¡Qué semana, aquella de mayo!

Le hicimos honor a la Patria y presentamos un libro en clave de humor sobre su historia.
Tuve el inmenso honor de presentarlo con colegas que admiro, que me hacen reír, que me motivan.
De izquierda a derecha: Nacho Rossetti, Julio Parissi, a mi izquierda: Ariel Carranza, César Guzzo, Santiago Varela y Claw.
Este libro había sido editado por Planeta hace unos años y me dio, como ahora, grandes satisfacciones.
Fue una semana que arrancó con esta presentación y culminó con el reestreno de Molónogos. Una verdadera semana de mayo.
A lo largo del año conté con un apoyo incondicional de un oriental: Julio Parissi, editor y magnífico ilustrador del libro.
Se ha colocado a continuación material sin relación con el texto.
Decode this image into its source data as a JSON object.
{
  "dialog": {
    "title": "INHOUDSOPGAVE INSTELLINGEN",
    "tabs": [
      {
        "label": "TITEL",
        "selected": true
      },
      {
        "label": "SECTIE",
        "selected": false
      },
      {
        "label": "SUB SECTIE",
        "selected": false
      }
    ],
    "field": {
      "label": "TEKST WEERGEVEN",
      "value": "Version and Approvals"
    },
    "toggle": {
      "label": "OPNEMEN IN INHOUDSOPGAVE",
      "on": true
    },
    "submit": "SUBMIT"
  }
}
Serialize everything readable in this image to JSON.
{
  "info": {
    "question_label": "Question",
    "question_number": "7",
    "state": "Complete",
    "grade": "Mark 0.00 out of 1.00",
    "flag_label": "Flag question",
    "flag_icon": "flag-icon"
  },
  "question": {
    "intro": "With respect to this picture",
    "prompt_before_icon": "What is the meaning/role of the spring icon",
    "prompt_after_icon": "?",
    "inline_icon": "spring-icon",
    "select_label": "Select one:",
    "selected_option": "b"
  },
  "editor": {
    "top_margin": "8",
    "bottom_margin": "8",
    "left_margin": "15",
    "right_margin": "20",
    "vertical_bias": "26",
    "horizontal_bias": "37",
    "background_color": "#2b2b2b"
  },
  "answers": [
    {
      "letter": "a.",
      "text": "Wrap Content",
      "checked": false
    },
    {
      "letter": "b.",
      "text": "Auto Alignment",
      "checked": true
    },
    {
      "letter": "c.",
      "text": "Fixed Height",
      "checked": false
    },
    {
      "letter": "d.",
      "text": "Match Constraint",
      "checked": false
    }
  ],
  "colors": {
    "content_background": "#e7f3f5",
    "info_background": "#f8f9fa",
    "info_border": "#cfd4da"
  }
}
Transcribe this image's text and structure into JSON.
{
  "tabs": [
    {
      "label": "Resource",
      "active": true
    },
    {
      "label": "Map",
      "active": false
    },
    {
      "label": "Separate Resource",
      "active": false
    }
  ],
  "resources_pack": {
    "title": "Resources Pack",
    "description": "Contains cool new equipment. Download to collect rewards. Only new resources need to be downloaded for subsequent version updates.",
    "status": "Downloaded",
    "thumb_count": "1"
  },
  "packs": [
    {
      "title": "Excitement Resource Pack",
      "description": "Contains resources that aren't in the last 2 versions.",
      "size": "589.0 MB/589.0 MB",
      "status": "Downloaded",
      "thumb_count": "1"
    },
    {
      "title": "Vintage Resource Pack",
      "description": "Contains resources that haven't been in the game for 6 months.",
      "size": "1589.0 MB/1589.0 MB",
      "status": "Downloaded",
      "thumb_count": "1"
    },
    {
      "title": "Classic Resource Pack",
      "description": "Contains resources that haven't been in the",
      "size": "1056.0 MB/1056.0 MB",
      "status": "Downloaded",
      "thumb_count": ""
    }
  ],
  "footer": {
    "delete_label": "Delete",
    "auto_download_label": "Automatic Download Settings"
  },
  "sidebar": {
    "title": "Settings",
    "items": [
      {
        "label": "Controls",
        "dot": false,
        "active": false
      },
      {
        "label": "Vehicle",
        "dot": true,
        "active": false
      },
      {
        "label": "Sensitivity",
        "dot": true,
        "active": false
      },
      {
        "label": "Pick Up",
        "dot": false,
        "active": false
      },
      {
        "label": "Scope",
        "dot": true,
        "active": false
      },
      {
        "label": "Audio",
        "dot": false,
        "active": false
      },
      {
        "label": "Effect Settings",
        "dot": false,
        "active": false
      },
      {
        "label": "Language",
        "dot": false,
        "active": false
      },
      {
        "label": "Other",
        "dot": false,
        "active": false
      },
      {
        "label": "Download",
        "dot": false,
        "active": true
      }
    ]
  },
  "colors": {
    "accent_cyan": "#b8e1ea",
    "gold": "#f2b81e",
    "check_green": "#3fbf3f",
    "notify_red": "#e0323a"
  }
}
Bajo el sello de La Causa Gracia, publicamos.
Gracias a todos los que acompañaron la gestación, el parto y la presentación en sociedad.

El escenario y yo, viejos amigos



Pocas veces me vieron. Pocas veces me vieron horas antes. Minutos antes de actuar. La previa a salir de casa, después de una siesta corta.

Doy mil vueltas pensando que me olvido de algo. Ya en la ducha comienza a invadir el cuerpo una extraña vibración, una exaltación desmesurada.

Pienso, repaso, doy otras vueltas, mientras me tomo un café, cargo el bolso con el vestuario y salgo. Salgo de casa diciendo siempre lo mismo: “¿Porqué no me dediqué a otra cosa?” Y entonces tendría la vida normal de los seres normales, vería un rato de tv, escucharía música apoltronado en un sillón. No saldría al frío de la noche con un bolso, como los albañiles a la madrugada yendo a trabajar, dispuesto a cumplir con el deseo de la gente que paga una entrada para reírse un rato como les prometí. Reírse y pensar. Carajo, ¿porqué no elegí otra cosa?

Entonces me distrae el viaje y me olvido por un momento, hasta llegar a la puerta del teatro.
Entonces surge el miedo a equivocarme, de olvidarme la letra, de tener un traspié, un furcio, una tos, un ataque lumbar cuando me levante del sillón para decir la primera línea. Y encuentro en la entrada del teatro la cara de mi hermana Tere, que siempre está acompañando cada proyecto, pienso en mi director y en no defraudarlo y la duda si ensayé lo suficiente. Y pienso en la gente que me dijo que vendría y que seguramente estará en la platea. Llego al teatro una hora y quince minutos antes de dar sala.

Entro a la sala, subo al escenario, lo incorporo como si fuera mi living, el lugar donde nací y me crié, que no tiene secretos para mí, sabiendo que es mentira y que siempre se guarda uno y no sé cuándo lo sacará a la luz para desconcertarme.

Repasamos los cambios de luces. Entro al camarín para cambiarme, trato de concentrarme y pienso en la gente, que cargada de expectativas, espera afuera. Salto y hago sombras, como los boxeadores, tiro golpes al aire, bailo, repaso partes del texto. Me golpean la puerta del camarín y son los segundos claves: “Damos sala”. Significa que cortan boletos, que la gente se acomoda en el lugar que eligió, que tengo que salir y esperar a que las luces de la sala y las del escenario se apaguen. Esos segundos me prueban quién soy. A partir de ahí voy a estar solo durante una hora, ni más ni menos. Ese es el verdadero acto heroico. Superar ése miedo inicial, esas ganas de salir corriendo.

Entonces se acaba la música, se van atenuando las luces. Todo es oscuridad. Corro el telón, camino por el escenario para sentarme en el sillón donde comenzará mi primer personaje, alguien a quien yo le dí parlamento sentado frente a una pantalla como ahora, pero que, a partir de ése momento, hará lo que le parezca sin consultarme siquiera. Las piernas no son firmes, el alma sí.

Se encienden las luces. Digo la primera frase. Comienzo a disfrutar. Ya no tengo miedo.